Anime is an abbreviation of the English word "animation", originating in Japan through the roots of manga. Although the term is used in Japan to refer to animation in general, in English usage the term most popularly refers to material originating from Japan, a subset of animation. Anime is traditionally hand drawn, but computer assisted techniques have become quite common in recent years. It is used in television series, films, video, video games, and internet-based releases, and represents all genres of fiction.
The history of anime begins at the start of the 20th century, when Japanese filmmakers experimented with the animation techniques that were being explored in France, Germany, the United States, and Russia. The oldest known anime produced was screened on 1917; it was a two minute clip of a samurai trying to test a new sword on his target, only to suffer defeat.
By the 1930s, animation became an alternative format of storytelling compared to the underdeveloped live-action industry in Japan. Unlike America, the live-action industry in Japan remained a small market and suffered from budgeting, location, and casting restrictions. The lack of Western-looking actors, for example, made it next to impossible to shoot films set in Europe, America, or fantasy worlds that do not naturally involve Japan. Animation allowed artists to create any characters and settings.
The success of Disney's 1937 feature film Snow White and the Seven Dwarfs influenced Japanese animators. Osamu Tezuka adapted and simplified many Disney animation techniques to reduce the costs and number of frames in the production. This was intended to be a temporary measure to allow him to produce material on a tight schedule with an inexperienced animation staff.
Body proportions emulated in anime come from proportions of the human body. The height of the head is considered as the base unit of proportion. Head heights can vary as long as the remainder of the body remains proportional. Most anime characters are about seven to eight heads tall, and extreme heights are set around nine heads tall.
Variations to proportion can be modded. Chibi or super deformed characters feature a non-proportionally small body compared to the head. Sometimes specific body parts, like legs, are shortened or elongated for added emphasis.
Mostly chibi are two to four heads tall. Some anime works like Crayon Shin-chan completely disregard these proportions. It is enough such that it resembles a Western cartoon. For exaggeration, certain body features are increased in proportion. A common approach is the large eyes style drawn on many anime and manga characters.

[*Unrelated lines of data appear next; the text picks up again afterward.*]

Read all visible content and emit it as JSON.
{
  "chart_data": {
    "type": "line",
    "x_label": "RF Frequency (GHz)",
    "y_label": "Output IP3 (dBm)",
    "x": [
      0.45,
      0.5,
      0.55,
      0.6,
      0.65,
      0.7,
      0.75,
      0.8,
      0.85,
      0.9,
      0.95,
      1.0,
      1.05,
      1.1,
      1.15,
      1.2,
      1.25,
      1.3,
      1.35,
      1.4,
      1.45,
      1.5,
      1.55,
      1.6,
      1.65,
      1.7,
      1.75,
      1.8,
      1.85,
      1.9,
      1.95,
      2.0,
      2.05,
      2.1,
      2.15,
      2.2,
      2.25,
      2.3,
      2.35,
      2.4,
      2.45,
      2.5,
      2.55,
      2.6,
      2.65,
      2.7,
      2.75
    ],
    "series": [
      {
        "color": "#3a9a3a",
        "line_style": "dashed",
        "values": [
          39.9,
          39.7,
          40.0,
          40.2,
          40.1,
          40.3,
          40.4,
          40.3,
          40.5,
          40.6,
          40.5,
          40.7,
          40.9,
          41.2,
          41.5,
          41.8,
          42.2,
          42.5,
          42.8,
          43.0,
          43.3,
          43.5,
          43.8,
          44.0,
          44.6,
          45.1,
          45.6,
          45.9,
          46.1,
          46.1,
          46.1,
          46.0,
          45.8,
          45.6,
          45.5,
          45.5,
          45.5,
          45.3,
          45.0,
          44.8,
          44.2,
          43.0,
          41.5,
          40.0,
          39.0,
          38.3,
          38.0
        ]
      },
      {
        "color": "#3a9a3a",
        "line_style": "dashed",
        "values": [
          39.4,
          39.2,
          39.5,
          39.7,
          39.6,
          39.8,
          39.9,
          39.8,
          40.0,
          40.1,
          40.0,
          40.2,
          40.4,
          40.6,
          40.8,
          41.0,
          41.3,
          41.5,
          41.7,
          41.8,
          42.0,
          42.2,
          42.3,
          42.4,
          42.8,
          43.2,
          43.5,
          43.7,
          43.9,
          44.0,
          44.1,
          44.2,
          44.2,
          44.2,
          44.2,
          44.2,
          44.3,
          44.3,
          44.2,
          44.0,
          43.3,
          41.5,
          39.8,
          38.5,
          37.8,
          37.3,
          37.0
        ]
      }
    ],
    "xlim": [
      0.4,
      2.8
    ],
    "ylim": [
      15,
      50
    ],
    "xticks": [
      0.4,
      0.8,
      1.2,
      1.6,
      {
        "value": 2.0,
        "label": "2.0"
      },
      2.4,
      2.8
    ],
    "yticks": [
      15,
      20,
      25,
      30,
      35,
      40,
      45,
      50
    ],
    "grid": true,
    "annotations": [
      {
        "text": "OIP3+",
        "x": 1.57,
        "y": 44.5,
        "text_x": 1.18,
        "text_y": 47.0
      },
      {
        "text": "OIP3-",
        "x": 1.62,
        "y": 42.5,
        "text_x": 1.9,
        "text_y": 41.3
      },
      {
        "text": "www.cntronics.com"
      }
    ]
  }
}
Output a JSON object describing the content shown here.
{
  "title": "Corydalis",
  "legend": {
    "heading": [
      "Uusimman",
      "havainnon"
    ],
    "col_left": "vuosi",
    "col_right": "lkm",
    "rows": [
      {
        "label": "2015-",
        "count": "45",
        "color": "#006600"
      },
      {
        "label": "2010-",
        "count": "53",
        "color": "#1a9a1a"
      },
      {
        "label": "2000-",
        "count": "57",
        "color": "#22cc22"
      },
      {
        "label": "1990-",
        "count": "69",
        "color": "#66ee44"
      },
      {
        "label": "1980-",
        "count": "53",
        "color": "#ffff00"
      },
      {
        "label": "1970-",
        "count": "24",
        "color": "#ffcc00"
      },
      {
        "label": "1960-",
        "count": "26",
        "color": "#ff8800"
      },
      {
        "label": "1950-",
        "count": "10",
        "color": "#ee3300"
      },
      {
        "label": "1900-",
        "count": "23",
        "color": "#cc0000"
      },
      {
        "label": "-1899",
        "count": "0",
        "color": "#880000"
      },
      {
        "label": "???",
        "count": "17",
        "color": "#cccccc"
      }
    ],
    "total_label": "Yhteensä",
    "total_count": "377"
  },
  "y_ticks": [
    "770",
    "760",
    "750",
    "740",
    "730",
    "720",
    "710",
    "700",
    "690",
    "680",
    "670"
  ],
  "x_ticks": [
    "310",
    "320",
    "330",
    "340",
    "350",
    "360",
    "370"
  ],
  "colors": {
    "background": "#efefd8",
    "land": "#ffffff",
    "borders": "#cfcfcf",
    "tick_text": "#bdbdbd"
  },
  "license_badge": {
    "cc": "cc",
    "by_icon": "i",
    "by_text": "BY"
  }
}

Osamu Tezuka was inspired by the exaggerated features of American cartoon characters such as Betty Boop, Mickey Mouse, and Disney's Bambi. Tezuka found that large eyes style allowed his characters to show emotions distinctly. When Tezuka began drawing Ribbon no Kishi, the first manga specifically targeted at young girls, Tezuka further exaggerated the size of the characters' eyes. Indeed, through Ribbon no Kishi, Tezuka set a stylistic template that later shōjo artists tended to follow.
Coloring is added to give eyes, particularly the cornea, and some depth. The depth is accomplished by applying variable color shading. Generally, a mixture of a light shade, the tone color, and a dark shade is used. Cultural anthropologist Matt Thorn argues that Japanese animators and audiences do not perceive such stylized eyes as inherently more or less foreign. However, not all anime have large eyes. For example Hayao Miyazaki is known for not having large eyes and having realistic hair colors on his characters. In addition many other productions also have been known to use smaller eyes. This design tends to have more resemblance to traditional Japanese art. Some characters have even smaller eyes, where simple black dots are used. A wide variety of facial expressions are used by characters to denote moods and thoughts.
Anime uses a different set of facial expressions in comparison to western animation.
Other stylistic elements are common as well; often in comedic anime, characters that are shocked or surprised will perform a "face fault", in which they display an extremely exaggerated expression. Angry characters may exhibit a "vein" or "stressmark" effect, where lines representing bulging veins will appear on their forehead. Angry women will sometimes summon a mallet from nowhere and strike someone with it, leading to the concept of Hammerspace and cartoon physics. Male characters will develop a bloody nose around their female love interests (typically to indicate arousal, based on an old wives' tale). Embarrassed characters either produce a massive sweat-drop (which has become one of the most widely recognized stereotype motifs of anime) or produce a visibly red blush beneath the eyes, especially as a manifestation of repressed romantic feelings. While common, the use of face faults is optional. Some anime, usually with political plots and other more serious subject matters, have abandoned the use of face faults such as Gundam Wing and Teknoman.